Amy Natoce, a spokesperson for Protect Women Ohio, said in a series of emails that the group’s messaging was “well-founded,” alleging that the proposed amendment was “intentionally written using extremely broad language.”

Natoce said it was “no accident” that “the words ‘woman’ and ‘adult’ appear nowhere in the amendment.”

“The language means minors can obtain abortions and other life-altering medical procedures,” she wrote.

In a separate email, Natoce accused the ACLU and its Ohio affiliate of having a “long and well-documented history of attacking parental rights, pushing trans ideology in classrooms, and encouraging sex changes for kids.”

The ACLU of Ohio is one of eight founding partners that formed the Ohioans for Reproductive Freedom coalition. It contributes “time and resources” — like funding, personnel, door-knockers and attorneys — said Gabe Mann, a spokesperson for the coalition.

Asked about the attacks, Jocelyn Rosnick, the ACLU of Ohio’s policy director, said in a statement that “the ACLU has spent over a century protecting personal freedoms.”

“These freedoms are exactly what groups like this are attacking right now so it’s not surprising they’re attacking the ACLU along with the protections Ohio families need,” Rosnick said.

Meanwhile, Protect Women Ohio has used the same strategy in ads urging voters to pass an August ballot measure that could make it harder for abortion-rights supporters to amend the state constitution in November. The Aug. 8 ballot measure — known as Issue 1 — will ask voters to decide whether to raise the threshold of support required for future state constitutional amendments to 60%. Currently, just a majority is needed.

In the year since the U.S. Supreme Court overturned Roe v.

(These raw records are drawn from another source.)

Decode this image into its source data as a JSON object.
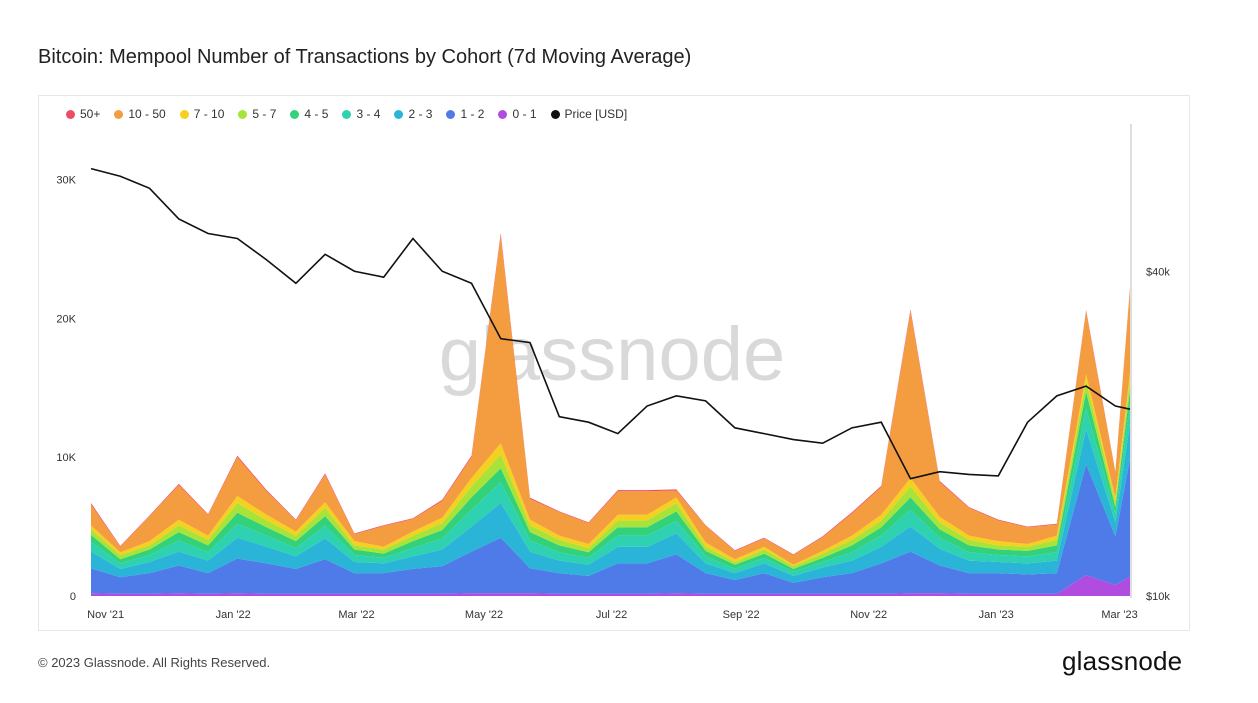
{
  "header": {
    "title": "Bitcoin: Mempool Number of Transactions by Cohort (7d Moving Average)"
  },
  "footer": {
    "copyright": "© 2023 Glassnode. All Rights Reserved.",
    "brand": "glassnode"
  },
  "watermark": "glassnode",
  "chart_data": {
    "type": "area",
    "title": "Bitcoin: Mempool Number of Transactions by Cohort (7d Moving Average)",
    "stacked": true,
    "x_ticks": [
      "Nov '21",
      "Jan '22",
      "Mar '22",
      "May '22",
      "Jul '22",
      "Sep '22",
      "Nov '22",
      "Jan '23",
      "Mar '23"
    ],
    "y_left_ticks": [
      {
        "value": 0,
        "label": "0"
      },
      {
        "value": 10000,
        "label": "10K"
      },
      {
        "value": 20000,
        "label": "20K"
      },
      {
        "value": 30000,
        "label": "30K"
      }
    ],
    "y_left_range": [
      0,
      34000
    ],
    "y_right_ticks": [
      {
        "value": 10000,
        "label": "$10k"
      },
      {
        "value": 40000,
        "label": "$40k"
      }
    ],
    "y_right_scale": "log",
    "y_right_range": [
      10000,
      75000
    ],
    "grid": false,
    "legend_position": "top-left",
    "x": [
      "2021-10-25",
      "2021-11-08",
      "2021-11-22",
      "2021-12-06",
      "2021-12-20",
      "2022-01-03",
      "2022-01-17",
      "2022-01-31",
      "2022-02-14",
      "2022-02-28",
      "2022-03-14",
      "2022-03-28",
      "2022-04-11",
      "2022-04-25",
      "2022-05-09",
      "2022-05-23",
      "2022-06-06",
      "2022-06-20",
      "2022-07-04",
      "2022-07-18",
      "2022-08-01",
      "2022-08-15",
      "2022-08-29",
      "2022-09-12",
      "2022-09-26",
      "2022-10-10",
      "2022-10-24",
      "2022-11-07",
      "2022-11-21",
      "2022-12-05",
      "2022-12-19",
      "2023-01-02",
      "2023-01-16",
      "2023-01-30",
      "2023-02-13",
      "2023-02-27",
      "2023-03-06"
    ],
    "series": [
      {
        "name": "0 - 1",
        "color": "#b04ce0",
        "values": [
          200,
          150,
          150,
          200,
          150,
          200,
          150,
          150,
          150,
          150,
          150,
          150,
          150,
          200,
          200,
          200,
          150,
          150,
          150,
          150,
          200,
          150,
          150,
          150,
          150,
          150,
          150,
          150,
          200,
          200,
          150,
          150,
          150,
          150,
          1500,
          800,
          1400
        ]
      },
      {
        "name": "1 - 2",
        "color": "#4f7be8",
        "values": [
          1800,
          1200,
          1500,
          2000,
          1500,
          2500,
          2200,
          1800,
          2500,
          1500,
          1500,
          1800,
          2000,
          3000,
          4000,
          1800,
          1500,
          1300,
          2200,
          2200,
          2800,
          1500,
          1000,
          1500,
          800,
          1200,
          1500,
          2200,
          3000,
          2000,
          1500,
          1500,
          1400,
          1500,
          8000,
          3500,
          8500
        ]
      },
      {
        "name": "2 - 3",
        "color": "#29b4d8",
        "values": [
          1200,
          600,
          800,
          1000,
          900,
          1500,
          1200,
          900,
          1500,
          800,
          700,
          900,
          1200,
          1800,
          2500,
          1200,
          900,
          800,
          1200,
          1200,
          1500,
          700,
          500,
          700,
          500,
          700,
          900,
          1200,
          1800,
          1200,
          900,
          800,
          800,
          900,
          2500,
          1000,
          2500
        ]
      },
      {
        "name": "3 - 4",
        "color": "#2ed1b0",
        "values": [
          700,
          400,
          500,
          800,
          600,
          1000,
          800,
          600,
          900,
          500,
          400,
          600,
          800,
          1200,
          1500,
          800,
          600,
          500,
          800,
          800,
          900,
          500,
          300,
          400,
          300,
          400,
          600,
          800,
          1200,
          800,
          600,
          500,
          500,
          600,
          1500,
          600,
          1400
        ]
      },
      {
        "name": "4 - 5",
        "color": "#33d17a",
        "values": [
          500,
          300,
          400,
          600,
          500,
          800,
          600,
          500,
          700,
          400,
          300,
          500,
          600,
          900,
          1000,
          600,
          500,
          400,
          600,
          600,
          700,
          400,
          300,
          300,
          200,
          300,
          500,
          600,
          900,
          600,
          500,
          400,
          400,
          500,
          1200,
          500,
          1000
        ]
      },
      {
        "name": "5 - 7",
        "color": "#a9e33a",
        "values": [
          400,
          300,
          300,
          500,
          400,
          700,
          500,
          400,
          600,
          300,
          300,
          400,
          500,
          800,
          1000,
          500,
          400,
          300,
          500,
          500,
          600,
          300,
          200,
          300,
          200,
          300,
          400,
          500,
          800,
          500,
          400,
          300,
          300,
          400,
          800,
          400,
          800
        ]
      },
      {
        "name": "7 - 10",
        "color": "#f5d020",
        "values": [
          300,
          200,
          300,
          400,
          300,
          500,
          400,
          300,
          400,
          300,
          200,
          300,
          400,
          600,
          800,
          400,
          300,
          300,
          400,
          400,
          400,
          300,
          200,
          200,
          100,
          200,
          300,
          400,
          600,
          400,
          300,
          300,
          200,
          300,
          500,
          300,
          500
        ]
      },
      {
        "name": "10 - 50",
        "color": "#f39c40",
        "values": [
          1500,
          400,
          1800,
          2500,
          1500,
          2800,
          1700,
          800,
          2000,
          500,
          1500,
          900,
          1200,
          1500,
          15000,
          1500,
          1700,
          1500,
          1700,
          1700,
          500,
          1200,
          600,
          600,
          700,
          1000,
          1600,
          2000,
          12000,
          2500,
          2000,
          1500,
          1200,
          800,
          4500,
          1800,
          6000
        ]
      },
      {
        "name": "50+",
        "color": "#ef4c63",
        "values": [
          100,
          50,
          50,
          80,
          50,
          100,
          80,
          50,
          80,
          50,
          50,
          50,
          80,
          100,
          150,
          80,
          50,
          50,
          80,
          80,
          80,
          50,
          50,
          50,
          50,
          50,
          80,
          80,
          150,
          80,
          50,
          50,
          50,
          50,
          100,
          50,
          100
        ]
      },
      {
        "name": "Price [USD]",
        "color": "#111111",
        "axis": "right",
        "values": [
          62000,
          60000,
          57000,
          50000,
          47000,
          46000,
          42000,
          38000,
          43000,
          40000,
          39000,
          46000,
          40000,
          38000,
          30000,
          29500,
          21500,
          21000,
          20000,
          22500,
          23500,
          23000,
          20500,
          20000,
          19500,
          19200,
          20500,
          21000,
          16500,
          17000,
          16800,
          16700,
          21000,
          23500,
          24500,
          22500,
          22200
        ]
      }
    ]
  }
}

Wade, Republicans across the country have largely struggled to talk to voters about abortion rights. 

For example, abortion-rights advocates enjoyed a clean sweep of victories last year in the six states (even in conservative ones like Kentucky and Kansas) where they placed referendums on the ballot that — like the proposed Ohio measure — proposed enshrining reproductive rights in state constitutions.

Reproductive health care advocates said the outcomes have forced abortion opponents to shape the November election around a separate topic.

“These groups have had 50 years to make their argument for extreme bans on abortion, but people aren’t buying it. That’s why they’re spending millions to spread these lies to Ohioans,” Copeland said.

Her group, together with Protect Choice Ohio, submitted the required number of signatures to place the proposed amendment on the ballot this month.

State officials are still reviewing the signatures for duplicates and other potential errors, and Republican Secretary of State Frank LaRose has until Tuesday to formally sign off on whether the measure makes the ballot.